Above my childhood bed was a towering Miami Heat Dwyane Wade poster. He was driving to the basket with so much force his leg was horizontal to the floor. His right hand was scraping the hardwood as he attacked the defender's hip. I wanted to move, glide and dominate like that. Without knowing it, I'd pinned an image above my bed of who I needed to become.
I've never been able to produce as much force or get as low as D-Wade. But I have had moments of feeling unstoppable like him.
My college career high came at home against a ranked Purdue team. They were stacked with talent. My three ball was falling, my drives felt horizontal, and there was no one out there who could stop me. I ended the game with 22 points and a ranked win.
I called my family straight after. I'm going to the NBA, baby.
I floated that whole week. No failed test, no low petrol, no losses in 2K could bring down my mood. I was unstoppable.
UFC world champion Ronda Rousey lived in this space for years.
Transitioning from judo to mixed martial arts, she brought a style of finishing and force that left her unmatched. Her rise was complete dominance. She ended matches in seconds with armbars so precise, so inevitable, that opponents trained specifically to survive them and still lost. She posed for Sports Illustrated. Was named the most dominant athlete alive. Crossed over into movies and television.
Her success didn't just put her on top of the world. It made her feel invincible.
And she loved it. She loved competing. She loved dominating. She loved being champion. This wasn't a sport forced on her. She chose it. She built herself into something the sport had never seen. She was an unstoppable champion.
Ronda reached greater heights in her sport than I have in mine, but success made us feel the same.
This is because our identities had become completely attached to how we performed.
When this attachment to results happens, basketball is no longer just a game. Performance is a reflection of who I am as a human. If I win, it is proof that I am enough. I live on a high. If I lose, its proof that I am a failure. I collapse. I played well against Purdue so I felt incredible all week. My work, my relationships, my entire sense of self was enough, because I had performed.
Psychologist Jennifer Crocker spent decades studying this. She called it contingent self-worth, when a person's sense of value becomes attached to results. Her research found it creates extreme emotional swings. Something deeper than the game is always on the line. And even when you win, the relief is short-lived. The next performance immediately becomes the new test.
Ronda and I both lived in this space, we felt invincible after great results, but when it got bad, it got very bad.
Rousey was defending her world title in front of 60 thousand screaming fans. Her opponent Holly Holm was a significant underdog. Nobody expected it to be close.
In the second round, Holm shifted her weight onto her back foot and swung an explosive kick into the air. All 60 thousand people heard the crack of bone on bone. Like an arrow hitting red, the kick landed on Rondas jaw. She slammed against the floor, before she could catch herself. The fight was over.
The image of Ronda face down on the canvas became one of the most shared sports photographs of that year. Not because people wanted to see her hurt. Because it was genuinely unthinkable.

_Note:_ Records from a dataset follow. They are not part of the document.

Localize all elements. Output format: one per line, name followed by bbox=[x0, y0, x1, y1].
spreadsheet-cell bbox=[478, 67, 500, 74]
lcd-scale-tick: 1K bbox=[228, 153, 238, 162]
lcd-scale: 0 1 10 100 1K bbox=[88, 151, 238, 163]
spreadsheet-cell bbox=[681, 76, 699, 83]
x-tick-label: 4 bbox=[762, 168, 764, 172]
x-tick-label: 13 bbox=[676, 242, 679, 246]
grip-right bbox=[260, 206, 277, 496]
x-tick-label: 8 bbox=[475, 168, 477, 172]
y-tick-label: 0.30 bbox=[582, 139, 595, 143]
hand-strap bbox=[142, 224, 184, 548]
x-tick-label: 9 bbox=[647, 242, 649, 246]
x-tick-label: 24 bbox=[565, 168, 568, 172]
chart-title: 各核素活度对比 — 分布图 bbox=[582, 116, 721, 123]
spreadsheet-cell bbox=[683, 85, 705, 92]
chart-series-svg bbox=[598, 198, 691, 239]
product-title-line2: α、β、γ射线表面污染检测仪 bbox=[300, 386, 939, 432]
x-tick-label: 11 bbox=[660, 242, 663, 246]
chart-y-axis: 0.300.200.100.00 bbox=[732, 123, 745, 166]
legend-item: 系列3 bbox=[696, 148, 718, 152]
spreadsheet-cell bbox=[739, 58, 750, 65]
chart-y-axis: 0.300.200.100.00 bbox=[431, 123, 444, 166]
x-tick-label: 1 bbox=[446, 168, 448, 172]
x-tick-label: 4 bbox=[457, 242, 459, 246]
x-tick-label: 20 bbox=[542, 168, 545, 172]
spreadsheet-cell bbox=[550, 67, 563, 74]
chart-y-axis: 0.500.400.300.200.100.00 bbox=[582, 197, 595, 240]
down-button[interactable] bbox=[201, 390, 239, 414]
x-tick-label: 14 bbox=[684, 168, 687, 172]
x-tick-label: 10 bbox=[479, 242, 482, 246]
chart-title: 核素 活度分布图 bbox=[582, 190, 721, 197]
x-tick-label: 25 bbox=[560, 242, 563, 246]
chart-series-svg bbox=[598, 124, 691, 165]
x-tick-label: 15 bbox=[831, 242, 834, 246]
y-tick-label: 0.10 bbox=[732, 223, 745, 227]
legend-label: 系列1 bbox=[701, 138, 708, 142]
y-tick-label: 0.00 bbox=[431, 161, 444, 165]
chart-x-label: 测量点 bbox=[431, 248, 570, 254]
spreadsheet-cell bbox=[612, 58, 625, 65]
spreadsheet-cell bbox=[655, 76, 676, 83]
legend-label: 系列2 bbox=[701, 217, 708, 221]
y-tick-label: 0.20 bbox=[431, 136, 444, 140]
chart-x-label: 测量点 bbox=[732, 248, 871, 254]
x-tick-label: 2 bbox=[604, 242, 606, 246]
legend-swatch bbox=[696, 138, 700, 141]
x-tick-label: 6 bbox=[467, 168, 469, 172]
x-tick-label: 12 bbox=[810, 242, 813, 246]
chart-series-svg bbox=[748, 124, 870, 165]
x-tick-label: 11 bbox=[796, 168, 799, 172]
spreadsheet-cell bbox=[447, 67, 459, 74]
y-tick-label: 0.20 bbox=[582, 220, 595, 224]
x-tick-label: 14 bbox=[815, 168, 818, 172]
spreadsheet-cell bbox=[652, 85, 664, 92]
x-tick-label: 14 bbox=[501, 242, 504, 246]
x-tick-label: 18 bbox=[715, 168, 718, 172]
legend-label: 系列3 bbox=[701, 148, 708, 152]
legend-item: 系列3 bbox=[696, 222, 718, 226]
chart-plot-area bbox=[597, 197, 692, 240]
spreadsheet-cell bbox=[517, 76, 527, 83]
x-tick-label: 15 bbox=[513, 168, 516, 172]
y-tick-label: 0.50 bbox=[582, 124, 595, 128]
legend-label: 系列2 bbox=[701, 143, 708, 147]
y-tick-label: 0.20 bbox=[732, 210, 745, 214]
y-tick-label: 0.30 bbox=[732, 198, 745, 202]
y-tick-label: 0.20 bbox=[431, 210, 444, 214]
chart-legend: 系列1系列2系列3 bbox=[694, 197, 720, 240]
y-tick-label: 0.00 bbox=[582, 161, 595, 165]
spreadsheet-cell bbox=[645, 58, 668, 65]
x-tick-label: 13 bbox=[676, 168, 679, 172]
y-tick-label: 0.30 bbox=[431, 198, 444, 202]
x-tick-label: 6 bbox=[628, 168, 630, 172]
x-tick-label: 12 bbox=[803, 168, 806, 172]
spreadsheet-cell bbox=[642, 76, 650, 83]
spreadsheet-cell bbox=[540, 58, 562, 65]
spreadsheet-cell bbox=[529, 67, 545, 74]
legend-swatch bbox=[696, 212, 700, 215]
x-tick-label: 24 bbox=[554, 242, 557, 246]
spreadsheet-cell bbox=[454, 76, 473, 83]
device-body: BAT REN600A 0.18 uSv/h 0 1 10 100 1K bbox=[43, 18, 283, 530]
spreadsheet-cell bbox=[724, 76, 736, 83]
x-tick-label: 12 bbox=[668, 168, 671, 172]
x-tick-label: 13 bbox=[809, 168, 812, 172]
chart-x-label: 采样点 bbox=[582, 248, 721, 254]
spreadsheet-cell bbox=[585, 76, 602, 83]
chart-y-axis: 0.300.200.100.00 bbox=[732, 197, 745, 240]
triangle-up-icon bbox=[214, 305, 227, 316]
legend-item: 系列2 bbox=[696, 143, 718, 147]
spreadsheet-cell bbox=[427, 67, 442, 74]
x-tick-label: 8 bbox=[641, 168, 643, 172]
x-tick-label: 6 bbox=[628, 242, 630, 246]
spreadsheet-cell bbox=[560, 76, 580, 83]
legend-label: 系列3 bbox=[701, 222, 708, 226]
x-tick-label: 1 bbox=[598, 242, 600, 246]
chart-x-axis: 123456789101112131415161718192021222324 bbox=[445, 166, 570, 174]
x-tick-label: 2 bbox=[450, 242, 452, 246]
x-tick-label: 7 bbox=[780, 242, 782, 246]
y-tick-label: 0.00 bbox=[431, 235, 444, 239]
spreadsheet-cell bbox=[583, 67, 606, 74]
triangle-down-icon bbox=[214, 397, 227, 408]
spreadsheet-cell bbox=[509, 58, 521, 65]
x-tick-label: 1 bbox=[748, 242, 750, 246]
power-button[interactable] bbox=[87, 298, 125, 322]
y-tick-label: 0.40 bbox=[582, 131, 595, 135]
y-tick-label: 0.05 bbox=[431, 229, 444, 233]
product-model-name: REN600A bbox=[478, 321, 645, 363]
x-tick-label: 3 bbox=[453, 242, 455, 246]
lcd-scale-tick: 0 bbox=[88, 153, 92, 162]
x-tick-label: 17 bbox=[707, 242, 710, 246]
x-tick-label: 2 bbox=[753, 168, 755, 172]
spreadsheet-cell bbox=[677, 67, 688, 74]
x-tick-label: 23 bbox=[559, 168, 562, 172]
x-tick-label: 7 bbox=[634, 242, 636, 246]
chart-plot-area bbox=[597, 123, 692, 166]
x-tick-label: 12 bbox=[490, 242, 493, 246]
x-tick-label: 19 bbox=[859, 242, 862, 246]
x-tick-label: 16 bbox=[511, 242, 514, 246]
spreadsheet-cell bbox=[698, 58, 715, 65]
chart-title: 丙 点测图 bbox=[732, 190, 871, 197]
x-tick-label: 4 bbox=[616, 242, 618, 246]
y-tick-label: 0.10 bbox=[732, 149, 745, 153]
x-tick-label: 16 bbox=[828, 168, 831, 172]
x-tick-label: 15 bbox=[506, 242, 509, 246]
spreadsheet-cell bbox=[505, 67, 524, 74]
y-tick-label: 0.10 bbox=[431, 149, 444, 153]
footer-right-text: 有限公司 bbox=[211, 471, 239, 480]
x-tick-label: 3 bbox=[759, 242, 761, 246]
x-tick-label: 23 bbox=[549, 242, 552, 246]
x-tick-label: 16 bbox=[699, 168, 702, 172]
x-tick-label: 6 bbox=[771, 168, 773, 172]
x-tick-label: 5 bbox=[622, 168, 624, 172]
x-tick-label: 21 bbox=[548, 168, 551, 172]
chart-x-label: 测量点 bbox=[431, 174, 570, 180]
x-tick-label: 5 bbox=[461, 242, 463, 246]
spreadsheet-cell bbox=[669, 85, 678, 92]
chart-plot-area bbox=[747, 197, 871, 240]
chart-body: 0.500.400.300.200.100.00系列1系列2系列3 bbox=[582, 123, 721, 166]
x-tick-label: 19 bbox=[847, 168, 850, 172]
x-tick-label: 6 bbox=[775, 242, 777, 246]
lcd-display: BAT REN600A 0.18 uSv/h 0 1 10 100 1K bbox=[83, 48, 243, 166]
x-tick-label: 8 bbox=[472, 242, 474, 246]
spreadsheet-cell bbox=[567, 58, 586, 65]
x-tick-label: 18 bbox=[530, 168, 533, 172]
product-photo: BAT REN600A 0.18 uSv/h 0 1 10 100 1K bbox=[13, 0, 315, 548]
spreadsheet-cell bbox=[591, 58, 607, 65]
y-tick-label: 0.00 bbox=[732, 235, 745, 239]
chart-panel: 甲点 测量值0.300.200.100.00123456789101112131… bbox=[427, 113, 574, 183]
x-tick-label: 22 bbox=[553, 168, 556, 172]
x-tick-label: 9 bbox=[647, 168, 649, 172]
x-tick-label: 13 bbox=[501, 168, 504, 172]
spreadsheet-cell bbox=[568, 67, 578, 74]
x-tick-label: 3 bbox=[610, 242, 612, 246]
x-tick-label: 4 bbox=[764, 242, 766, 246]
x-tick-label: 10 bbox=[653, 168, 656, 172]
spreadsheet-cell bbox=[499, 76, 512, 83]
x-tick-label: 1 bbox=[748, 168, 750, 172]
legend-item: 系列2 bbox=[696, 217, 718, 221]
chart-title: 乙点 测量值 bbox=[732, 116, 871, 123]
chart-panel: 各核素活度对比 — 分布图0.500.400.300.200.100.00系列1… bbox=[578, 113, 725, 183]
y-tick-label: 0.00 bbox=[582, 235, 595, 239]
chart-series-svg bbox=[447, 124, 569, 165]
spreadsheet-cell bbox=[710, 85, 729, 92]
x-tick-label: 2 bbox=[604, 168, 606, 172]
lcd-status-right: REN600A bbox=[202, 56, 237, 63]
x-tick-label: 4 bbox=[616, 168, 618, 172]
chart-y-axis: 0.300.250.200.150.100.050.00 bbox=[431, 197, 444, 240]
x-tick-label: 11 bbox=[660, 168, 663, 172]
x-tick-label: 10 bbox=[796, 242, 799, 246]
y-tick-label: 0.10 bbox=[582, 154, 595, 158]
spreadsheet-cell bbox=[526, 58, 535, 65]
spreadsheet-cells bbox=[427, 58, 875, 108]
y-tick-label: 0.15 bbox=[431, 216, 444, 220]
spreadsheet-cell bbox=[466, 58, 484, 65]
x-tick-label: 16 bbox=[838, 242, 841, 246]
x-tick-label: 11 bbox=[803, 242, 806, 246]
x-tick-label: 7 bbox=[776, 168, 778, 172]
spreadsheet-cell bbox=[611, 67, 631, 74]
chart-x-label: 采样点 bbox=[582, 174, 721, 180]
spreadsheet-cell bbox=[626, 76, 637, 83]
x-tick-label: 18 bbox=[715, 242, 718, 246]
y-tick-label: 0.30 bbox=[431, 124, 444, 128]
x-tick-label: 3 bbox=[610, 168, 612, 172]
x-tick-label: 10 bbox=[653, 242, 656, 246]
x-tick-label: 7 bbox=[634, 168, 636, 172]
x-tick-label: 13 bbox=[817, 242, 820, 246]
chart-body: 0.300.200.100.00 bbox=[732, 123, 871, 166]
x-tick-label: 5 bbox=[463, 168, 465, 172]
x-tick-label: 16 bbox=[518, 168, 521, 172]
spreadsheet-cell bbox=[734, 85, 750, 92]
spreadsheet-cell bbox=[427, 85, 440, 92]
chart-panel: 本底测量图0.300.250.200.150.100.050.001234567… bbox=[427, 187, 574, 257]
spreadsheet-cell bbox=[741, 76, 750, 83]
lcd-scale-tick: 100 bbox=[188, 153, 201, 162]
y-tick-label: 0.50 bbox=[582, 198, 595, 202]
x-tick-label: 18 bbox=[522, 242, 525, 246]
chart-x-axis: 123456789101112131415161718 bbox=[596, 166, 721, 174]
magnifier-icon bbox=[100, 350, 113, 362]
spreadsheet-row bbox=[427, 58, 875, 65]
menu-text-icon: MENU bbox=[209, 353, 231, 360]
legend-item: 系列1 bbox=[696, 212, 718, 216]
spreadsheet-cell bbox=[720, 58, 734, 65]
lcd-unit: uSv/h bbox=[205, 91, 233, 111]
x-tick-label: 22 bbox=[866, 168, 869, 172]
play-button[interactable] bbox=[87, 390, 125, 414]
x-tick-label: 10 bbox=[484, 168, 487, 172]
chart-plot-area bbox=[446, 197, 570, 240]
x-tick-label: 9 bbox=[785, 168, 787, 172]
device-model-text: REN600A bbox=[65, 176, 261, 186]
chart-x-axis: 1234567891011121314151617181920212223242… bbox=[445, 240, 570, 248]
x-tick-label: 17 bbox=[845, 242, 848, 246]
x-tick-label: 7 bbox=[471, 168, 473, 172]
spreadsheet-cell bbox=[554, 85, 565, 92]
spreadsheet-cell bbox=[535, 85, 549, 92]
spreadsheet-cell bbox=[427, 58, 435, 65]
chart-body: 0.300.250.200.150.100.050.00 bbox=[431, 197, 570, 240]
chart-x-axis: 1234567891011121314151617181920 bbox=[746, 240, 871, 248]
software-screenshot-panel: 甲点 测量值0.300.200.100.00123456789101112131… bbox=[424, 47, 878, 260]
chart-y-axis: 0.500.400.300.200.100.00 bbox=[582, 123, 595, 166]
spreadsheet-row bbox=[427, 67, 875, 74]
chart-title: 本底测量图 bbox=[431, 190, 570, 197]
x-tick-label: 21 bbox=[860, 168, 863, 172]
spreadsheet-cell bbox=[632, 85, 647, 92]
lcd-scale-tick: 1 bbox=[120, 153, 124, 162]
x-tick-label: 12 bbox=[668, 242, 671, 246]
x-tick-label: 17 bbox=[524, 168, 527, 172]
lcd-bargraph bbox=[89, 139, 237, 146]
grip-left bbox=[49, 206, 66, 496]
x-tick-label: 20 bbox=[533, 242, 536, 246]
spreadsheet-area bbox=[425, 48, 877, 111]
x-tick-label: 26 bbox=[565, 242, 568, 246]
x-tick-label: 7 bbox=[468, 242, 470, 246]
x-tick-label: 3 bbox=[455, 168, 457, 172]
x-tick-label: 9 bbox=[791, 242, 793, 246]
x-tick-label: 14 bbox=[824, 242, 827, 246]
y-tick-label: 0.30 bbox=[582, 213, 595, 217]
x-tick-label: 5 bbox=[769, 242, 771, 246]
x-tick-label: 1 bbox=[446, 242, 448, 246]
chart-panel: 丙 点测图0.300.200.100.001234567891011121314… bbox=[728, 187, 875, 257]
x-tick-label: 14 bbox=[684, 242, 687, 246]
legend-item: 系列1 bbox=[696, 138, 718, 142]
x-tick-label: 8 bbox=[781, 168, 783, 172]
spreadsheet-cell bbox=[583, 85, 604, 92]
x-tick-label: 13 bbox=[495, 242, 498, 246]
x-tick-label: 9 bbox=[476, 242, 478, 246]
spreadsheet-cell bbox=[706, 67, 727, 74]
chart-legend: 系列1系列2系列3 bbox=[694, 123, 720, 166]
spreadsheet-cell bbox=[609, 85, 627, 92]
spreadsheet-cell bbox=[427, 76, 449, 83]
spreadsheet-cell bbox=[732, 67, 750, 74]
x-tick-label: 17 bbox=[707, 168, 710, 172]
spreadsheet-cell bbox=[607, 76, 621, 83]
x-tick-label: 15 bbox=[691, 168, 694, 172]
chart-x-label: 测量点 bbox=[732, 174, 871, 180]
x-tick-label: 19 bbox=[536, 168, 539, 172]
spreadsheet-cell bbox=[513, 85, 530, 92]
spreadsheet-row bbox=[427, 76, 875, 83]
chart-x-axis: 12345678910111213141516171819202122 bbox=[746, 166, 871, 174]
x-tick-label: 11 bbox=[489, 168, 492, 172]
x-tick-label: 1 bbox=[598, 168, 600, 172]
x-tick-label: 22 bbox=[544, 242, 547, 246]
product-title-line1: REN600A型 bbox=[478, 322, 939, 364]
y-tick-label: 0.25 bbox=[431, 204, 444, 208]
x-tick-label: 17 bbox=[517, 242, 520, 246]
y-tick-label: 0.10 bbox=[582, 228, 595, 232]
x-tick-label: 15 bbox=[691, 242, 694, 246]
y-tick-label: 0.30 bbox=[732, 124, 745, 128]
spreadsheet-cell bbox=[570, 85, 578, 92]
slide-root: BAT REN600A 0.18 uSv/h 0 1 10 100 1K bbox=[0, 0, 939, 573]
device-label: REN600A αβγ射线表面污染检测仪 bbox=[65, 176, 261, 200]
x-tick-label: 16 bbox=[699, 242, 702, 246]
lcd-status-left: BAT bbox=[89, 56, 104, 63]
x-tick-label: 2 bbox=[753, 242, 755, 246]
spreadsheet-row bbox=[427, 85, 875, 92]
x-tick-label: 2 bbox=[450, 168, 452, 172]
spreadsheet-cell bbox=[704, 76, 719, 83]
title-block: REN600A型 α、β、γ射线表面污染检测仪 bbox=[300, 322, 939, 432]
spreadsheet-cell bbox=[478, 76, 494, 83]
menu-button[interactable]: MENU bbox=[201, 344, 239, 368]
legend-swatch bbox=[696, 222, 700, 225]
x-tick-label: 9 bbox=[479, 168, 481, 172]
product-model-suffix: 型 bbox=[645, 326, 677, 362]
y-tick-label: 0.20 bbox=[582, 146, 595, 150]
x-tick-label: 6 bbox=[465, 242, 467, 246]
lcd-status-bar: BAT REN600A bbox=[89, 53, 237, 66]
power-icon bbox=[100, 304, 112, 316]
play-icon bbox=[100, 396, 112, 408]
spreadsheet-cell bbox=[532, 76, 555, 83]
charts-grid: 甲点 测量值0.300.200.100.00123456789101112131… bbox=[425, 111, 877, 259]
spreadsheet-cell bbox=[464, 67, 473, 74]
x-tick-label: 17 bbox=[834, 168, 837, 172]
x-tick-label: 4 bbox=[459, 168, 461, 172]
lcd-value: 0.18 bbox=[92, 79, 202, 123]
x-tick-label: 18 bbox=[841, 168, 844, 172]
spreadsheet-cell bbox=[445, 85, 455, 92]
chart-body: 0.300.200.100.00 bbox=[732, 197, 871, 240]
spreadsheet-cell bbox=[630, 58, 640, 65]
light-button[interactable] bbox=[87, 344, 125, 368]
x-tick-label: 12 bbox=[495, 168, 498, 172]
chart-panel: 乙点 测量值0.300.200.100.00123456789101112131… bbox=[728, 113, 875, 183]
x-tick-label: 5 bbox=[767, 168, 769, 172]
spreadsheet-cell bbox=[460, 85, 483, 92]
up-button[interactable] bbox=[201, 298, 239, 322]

The invincible person was lying on the floor.
Later that night in the hospital, Ronda experienced complete darkness. Asking what the point of everything was. If she wasn't champion, who was she? If she wasn't unbeatable, what was she worth?
She didn't just lose a fight that night. The self she had built her entire life around ceased to exist. And there was nothing underneath it to land on.
The week after Purdue I played Indiana.
Same player. Same body. Same work I'd put in all season.
But this game, I couldn't do anything right. I turned the ball over. I missed shots. Frustration effected me. I was benched in the second half. We lost, and I was horrible.
Complete 180 turn around. Like the Purdue game, the Indiana game effected me entire week. I'd sit in class and find myself replaying missed shots from practice, chest tight, unable to concentrate on anything in front of me. The whole week felt like drowning in slow motion.
Nothing had changed except the result.
But that was enough to bring the whole self down.
Ronda was on top of the world, and with one leg kick, who she was, an invincible champion crumbled to the ground. Losing changed how she viewed herself. If she isn’t the world champ, she is nothing, worthless, and not good enough to continue. Ronda contemplating taking her life. Thankfully she didn’t. But she did retire from UFC after one more fight.
She reached out for help, and slowly she built a new identity. Not through fighting her way back to the title, though she tried. Through building a life wide enough that no single result could collapse it. She created a loving relationship that knew her outside of being champion. She became a mum, found WWE. She built things that couldn't be taken by a head kick.
She didn't stop competing. She stopped making competition the only thing she was.
I'm still in the middle of that same work.
Last week we won a big home game. The boys pulled out the bongo drums in the locker room. We danced. I watched some highlights before bed and felt every bit of it.
Then the morning came.
I woke up and chose the routine. Not because the win didn't matter. Because I know what happens when I let it become the whole thing.
The feeling still flickers. Some mornings the scoreboard is still whispering.
I'm just getting better at hearing it for what it is.